Vier unabhängige Verlage präsentieren sich in der Woche vom 20. bis 27. September in Bienenbüttel. Zum „Literaturfestival der kleinen Verlage in der Provinz“ hat der Merlin Verlag aus Gifkendorf im Landkreis Lüneburg eingeladen. Julia Weis und Andreas Schmitt vom Merlin Verlag haben die Veranstaltung mit der Buchhandlung Patz und der Gemeindebibliothek Bienenbüttel organisiert.

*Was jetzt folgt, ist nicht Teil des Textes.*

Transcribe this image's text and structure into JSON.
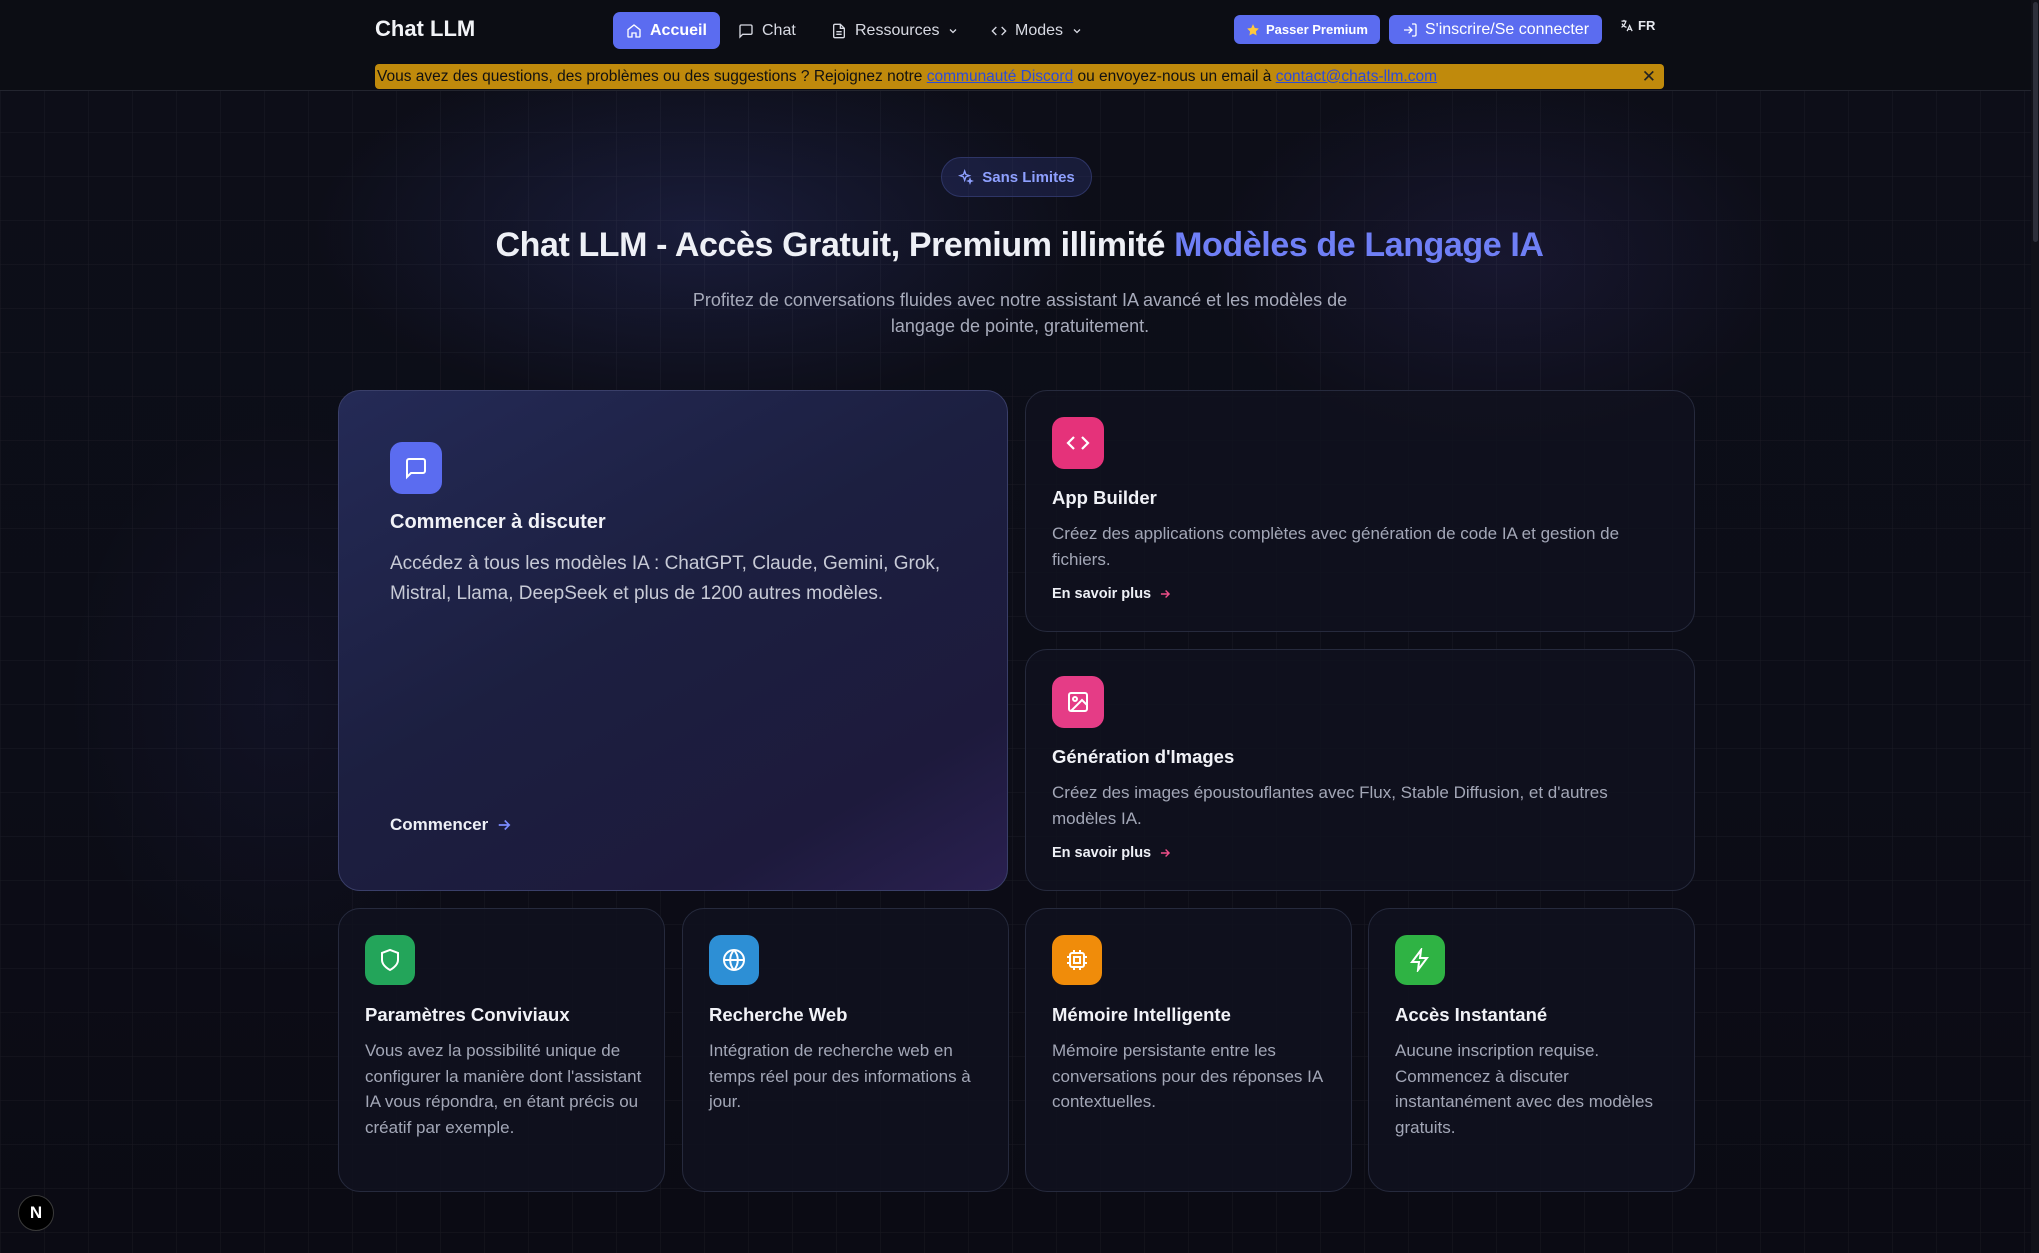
{
  "nav": {
    "brand": "Chat LLM",
    "items": [
      {
        "label": "Accueil",
        "icon": "home-icon",
        "active": true
      },
      {
        "label": "Chat",
        "icon": "message-icon"
      },
      {
        "label": "Ressources",
        "icon": "document-icon",
        "dropdown": true
      },
      {
        "label": "Modes",
        "icon": "code-icon",
        "dropdown": true
      }
    ],
    "premium_label": "Passer Premium",
    "login_label": "S'inscrire/Se connecter",
    "language": "FR"
  },
  "banner": {
    "text_before": "Vous avez des questions, des problèmes ou des suggestions ? Rejoignez notre ",
    "discord_link": "communauté Discord",
    "text_middle": " ou envoyez-nous un email à ",
    "email_link": "contact@chats-llm.com",
    "close": "✕"
  },
  "hero": {
    "badge": "Sans Limites",
    "title_main": "Chat LLM - Accès Gratuit, Premium illimité ",
    "title_accent": "Modèles de Langage IA",
    "subtitle": "Profitez de conversations fluides avec notre assistant IA avancé et les modèles de langage de pointe, gratuitement."
  },
  "cards": {
    "chat": {
      "title": "Commencer à discuter",
      "text": "Accédez à tous les modèles IA : ChatGPT, Claude, Gemini, Grok, Mistral, Llama, DeepSeek et plus de 1200 autres modèles.",
      "link": "Commencer"
    },
    "app_builder": {
      "title": "App Builder",
      "text": "Créez des applications complètes avec génération de code IA et gestion de fichiers.",
      "link": "En savoir plus"
    },
    "images": {
      "title": "Génération d'Images",
      "text": "Créez des images époustouflantes avec Flux, Stable Diffusion, et d'autres modèles IA.",
      "link": "En savoir plus"
    },
    "settings": {
      "title": "Paramètres Conviviaux",
      "text": "Vous avez la possibilité unique de configurer la manière dont l'assistant IA vous répondra, en étant précis ou créatif par exemple."
    },
    "web": {
      "title": "Recherche Web",
      "text": "Intégration de recherche web en temps réel pour des informations à jour."
    },
    "memory": {
      "title": "Mémoire Intelligente",
      "text": "Mémoire persistante entre les conversations pour des réponses IA contextuelles."
    },
    "instant": {
      "title": "Accès Instantané",
      "text": "Aucune inscription requise. Commencez à discuter instantanément avec des modèles gratuits."
    }
  },
  "dev_badge": "N",
  "colors": {
    "accent": "#5b6cf0",
    "banner": "#c08a0c",
    "chat_icon": "#5b6cf0",
    "app_icon": "#e5327a",
    "image_icon": "#e53c86",
    "settings_icon": "#23a55a",
    "web_icon": "#2d8fd5",
    "memory_icon": "#f08c0a",
    "instant_icon": "#2fb344"
  }
}
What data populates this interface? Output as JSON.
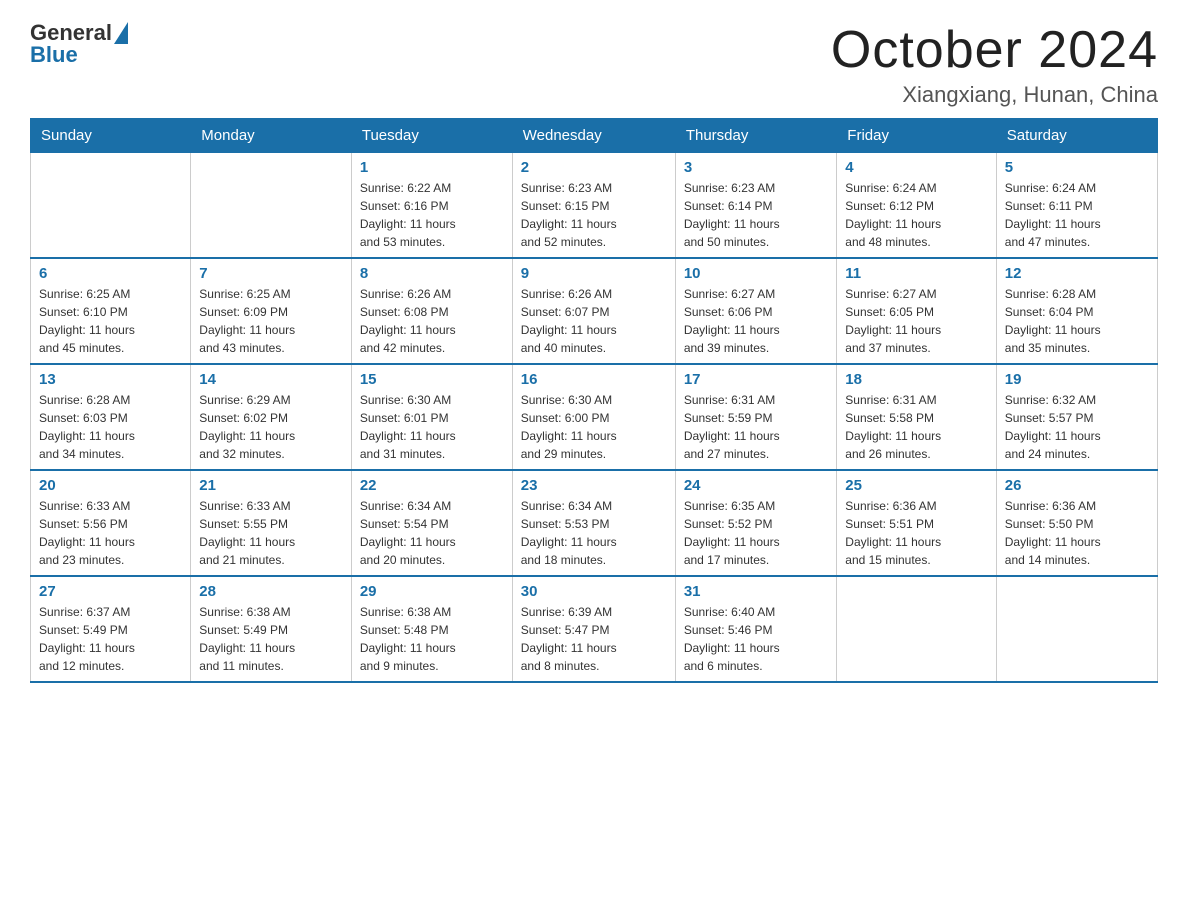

„In Bienenbüttel kommen die kleinen Verlage groß raus“, titelte das Hamburger Abendblatt zur Eröffnung des Literaturfestivals. „Da ahnten wir, dass sich all die Mühe, die wir in das Festival gesteckt haben, sich vielleicht wirklich auszahlen könnte“, so die Veranstalter.

Jochen Schimmang und sein Verleger
Lutz Schulenburg

Auch wenn die teilnehmenden Verlage nicht unbedingt klein sind, sondern unabhängig. Ebenso wie die Buchhandlung. Mit dem Festival soll deutlich gemacht werden, dass „kleine“ Verlage eben kein „Nischenprogramm“ produzieren. Und dass „kleine“ Buchhandlungen und „kleine“ Verlage zusammen etwas Großes erreichen können. Wenn man sich auf die Stärken konzentriert.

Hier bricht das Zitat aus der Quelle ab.